Foods such as meat, milk, sugar and salt have more extreme effects on the body, and when consumed in excess, can throw it off balance. This struggle eventually leads to a craving for whatever the body needs to regain balance. Extreme foods can be divided into two categories: contractive and expansive. Traditional Chinese Medicine recognises these food qualities as Yin (expansive) and Yang (contractive).
Sometimes my clients seem to be eating all the right things - their macronutrient intake is spot on, and they are getting adequate amounts of vitamins and minerals - but their bodies are still showing serious signs of imbalance.
This is when I might look to traditional, more energetically-based approaches like TCM for clues on how to get that person feeling better.
Contractive Foods
The most common and powerful contractive food is salt, which many people consume regularly and in large quantities especially if they eat a lot of takeaway or cured meats.
Animal foods (including fish) are also extremely contractive foods. These yang foods can imbue us with feelings of strength, aggressiveness and increased physical and mental power, partly due to the residues of adrenaline left behind in the muscles of these animals at their death, which we then consume.
When we eat too much of these foods, we create an imbalance and quickly feel bloated, heavy, sluggish and mentally slow, and we will crave expansive foods as a way of maintaining balance.
Ancient grains, root vegetables, and sea vegetables are examples of more balanced contractive or yang foods. You can eat these in place of processed meats, large amounts of red meat, and white bread to bring your diet back into balance, and ensure you're getting plenty of vitamins and minerals.

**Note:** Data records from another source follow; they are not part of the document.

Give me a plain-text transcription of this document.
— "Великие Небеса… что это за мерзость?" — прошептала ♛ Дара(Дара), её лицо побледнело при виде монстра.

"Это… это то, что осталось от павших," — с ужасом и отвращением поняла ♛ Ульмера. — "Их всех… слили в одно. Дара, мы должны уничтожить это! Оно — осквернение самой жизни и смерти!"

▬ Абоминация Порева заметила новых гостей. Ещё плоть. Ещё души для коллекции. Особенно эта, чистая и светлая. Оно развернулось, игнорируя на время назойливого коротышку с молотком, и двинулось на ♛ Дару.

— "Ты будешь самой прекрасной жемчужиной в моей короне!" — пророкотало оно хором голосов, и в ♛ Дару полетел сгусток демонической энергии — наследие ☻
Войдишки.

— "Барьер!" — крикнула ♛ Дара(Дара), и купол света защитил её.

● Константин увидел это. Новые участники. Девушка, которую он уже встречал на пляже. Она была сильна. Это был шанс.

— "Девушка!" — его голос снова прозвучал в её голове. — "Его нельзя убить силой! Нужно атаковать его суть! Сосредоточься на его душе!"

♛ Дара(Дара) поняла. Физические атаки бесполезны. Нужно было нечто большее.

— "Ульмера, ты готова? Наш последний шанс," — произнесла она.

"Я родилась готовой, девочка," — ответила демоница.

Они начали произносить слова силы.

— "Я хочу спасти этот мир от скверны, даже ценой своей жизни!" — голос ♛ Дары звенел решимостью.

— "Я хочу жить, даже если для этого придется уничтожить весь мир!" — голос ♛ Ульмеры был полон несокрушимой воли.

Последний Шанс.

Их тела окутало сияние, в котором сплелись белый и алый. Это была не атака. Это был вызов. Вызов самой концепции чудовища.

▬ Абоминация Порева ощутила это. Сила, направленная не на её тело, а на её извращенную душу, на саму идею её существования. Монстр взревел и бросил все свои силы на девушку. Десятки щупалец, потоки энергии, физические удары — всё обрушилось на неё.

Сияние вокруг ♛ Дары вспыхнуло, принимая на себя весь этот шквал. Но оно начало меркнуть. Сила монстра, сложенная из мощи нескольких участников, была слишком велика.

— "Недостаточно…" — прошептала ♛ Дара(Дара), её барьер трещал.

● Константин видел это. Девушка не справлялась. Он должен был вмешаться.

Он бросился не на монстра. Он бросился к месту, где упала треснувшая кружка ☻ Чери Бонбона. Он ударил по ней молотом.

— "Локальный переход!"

Even if you don't look at your diet from an energetic point of view at all, these recommendations still make sense! I find it amazing how traditional wisdom and science frequently line up to tell us the same thing.
Expansive Foods
Less extreme, more balance-creating yin foods include fruits, leafy vegetables, seeds and nuts. The main extreme expansive food is refined white sugar. Expandsive foods provide a feeling of lightness, elevations in mood and relief from blockages and stagnation. However, extremely yin foods like refined white sugar also cause rapid elevations in serotonin, followed by rapid declines.

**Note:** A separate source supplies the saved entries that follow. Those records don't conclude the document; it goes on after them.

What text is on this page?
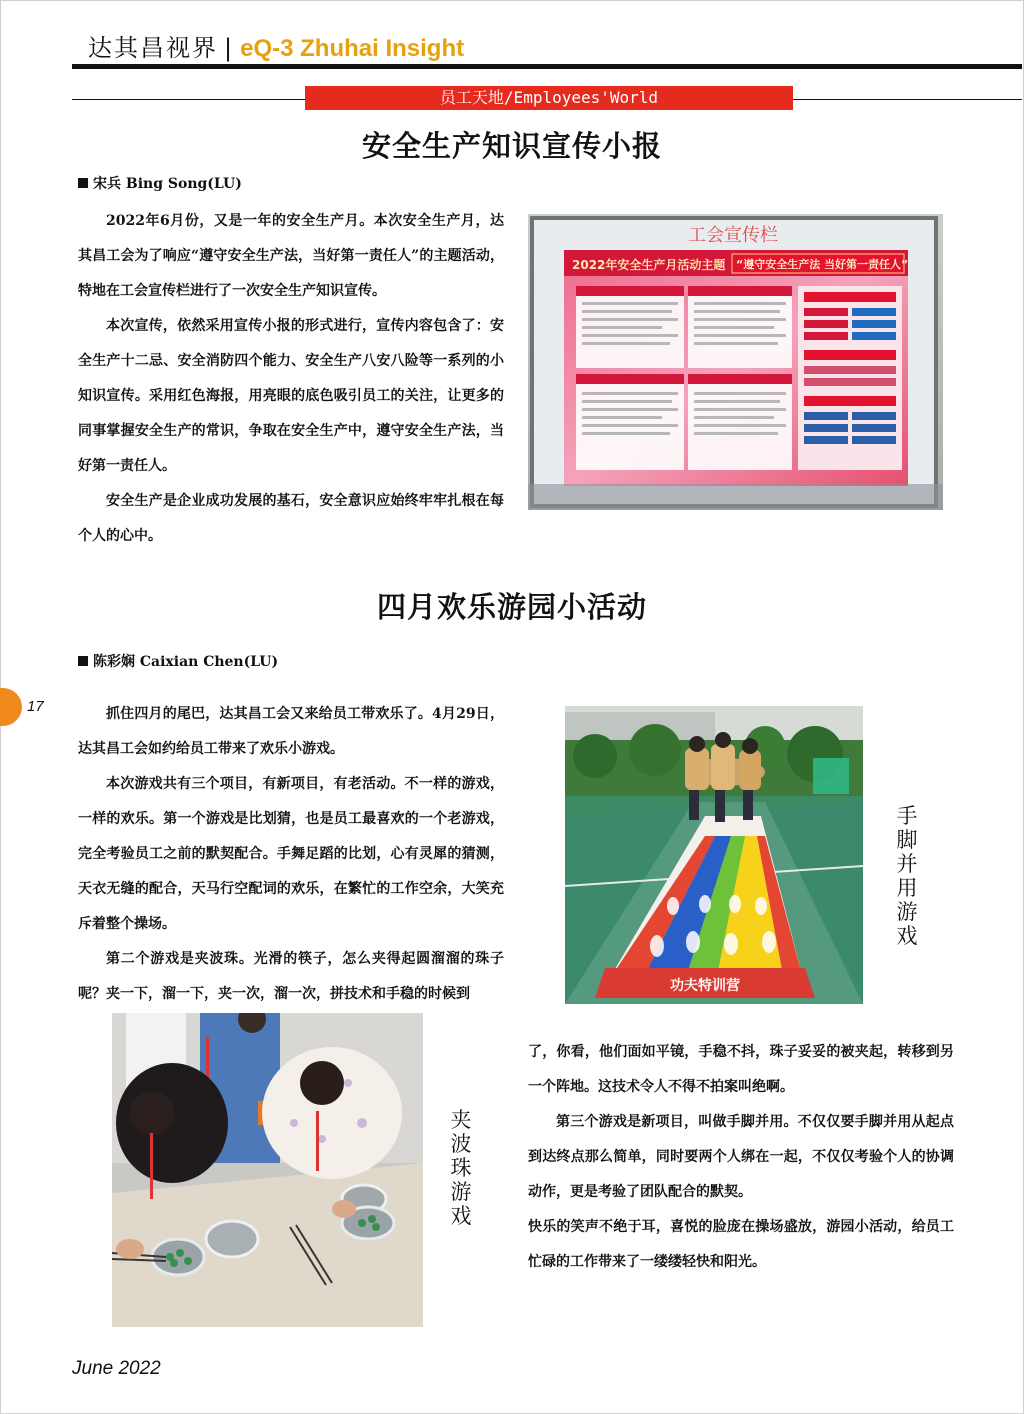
达其昌视界 | eQ-3 Zhuhai Insight
员工天地/Employees'World
安全生产知识宣传小报
宋兵 Bing Song(LU)

2022年6月份，又是一年的安全生产月。本次安全生产月，达其昌工会为了响应“遵守安全生产法，当好第一责任人”的主题活动，特地在工会宣传栏进行了一次安全生产知识宣传。

本次宣传，依然采用宣传小报的形式进行，宣传内容包含了：安全生产十二忌、安全消防四个能力、安全生产八安八险等一系列的小知识宣传。采用红色海报，用亮眼的底色吸引员工的关注，让更多的同事掌握安全生产的常识，争取在安全生产中，遵守安全生产法，当好第一责任人。

安全生产是企业成功发展的基石，安全意识应始终牢牢扎根在每个人的心中。

工会宣传栏
2022年安全生产月活动主题 “遵守安全生产法 当好第一责任人”
四月欢乐游园小活动
陈彩娴 Caixian Chen(LU)

抓住四月的尾巴，达其昌工会又来给员工带欢乐了。4月29日，达其昌工会如约给员工带来了欢乐小游戏。

本次游戏共有三个项目，有新项目，有老活动。不一样的游戏，一样的欢乐。第一个游戏是比划猜，也是员工最喜欢的一个老游戏，完全考验员工之前的默契配合。手舞足蹈的比划，心有灵犀的猜测，天衣无缝的配合，天马行空配词的欢乐，在繁忙的工作空余，大笑充斥着整个操场。

第二个游戏是夹波珠。光滑的筷子，怎么夹得起圆溜溜的珠子呢？夹一下，溜一下，夹一次，溜一次，拼技术和手稳的时候到	功夫特训营
手脚并用游戏
夹波珠游戏

了，你看，他们面如平镜，手稳不抖，珠子妥妥的被夹起，转移到另一个阵地。这技术令人不得不拍案叫绝啊。

第三个游戏是新项目，叫做手脚并用。不仅仅要手脚并用从起点到达终点那么简单，同时要两个人绑在一起，不仅仅考验个人的协调动作，更是考验了团队配合的默契。

快乐的笑声不绝于耳，喜悦的脸庞在操场盛放，游园小活动，给员工忙碌的工作带来了一缕缕轻快和阳光。

17
June 2022
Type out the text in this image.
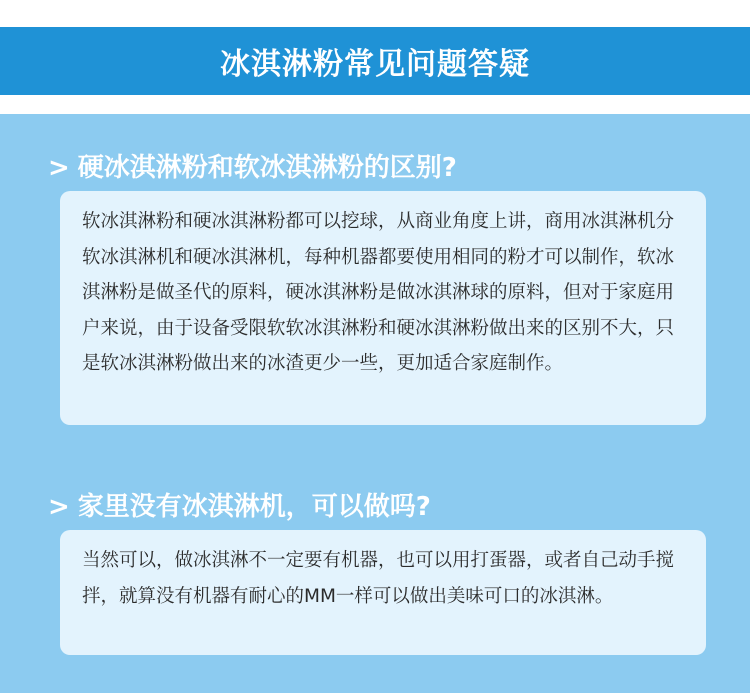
冰淇淋粉常见问题答疑
> 硬冰淇淋粉和软冰淇淋粉的区别?

软冰淇淋粉和硬冰淇淋粉都可以挖球，从商业角度上讲，商用冰淇淋机分软冰淇淋机和硬冰淇淋机，每种机器都要使用相同的粉才可以制作，软冰淇淋粉是做圣代的原料，硬冰淇淋粉是做冰淇淋球的原料，但对于家庭用户来说，由于设备受限软软冰淇淋粉和硬冰淇淋粉做出来的区别不大，只是软冰淇淋粉做出来的冰渣更少一些，更加适合家庭制作。

> 家里没有冰淇淋机，可以做吗?

当然可以，做冰淇淋不一定要有机器，也可以用打蛋器，或者自己动手搅拌，就算没有机器有耐心的MM一样可以做出美味可口的冰淇淋。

When serotonin levels fall, we may experience feelings of depression, low energy, anxiety and loss of concentration.
Eating a diet too rich in sugar (yin) may cause a craving for meat (yang) to bring things back into balance. Being aware of the energetic properties of foods can help you to deconstruct your cravings and choose meals for optimum emotional and physical balance.
In my health consultations with clients, I assess not only the physical aspects of someone's diet and health, but the emotional and energetic aspects, too. These must all be balanced, just like the nutrient profile of a diet must be balanced and personalised for the individual.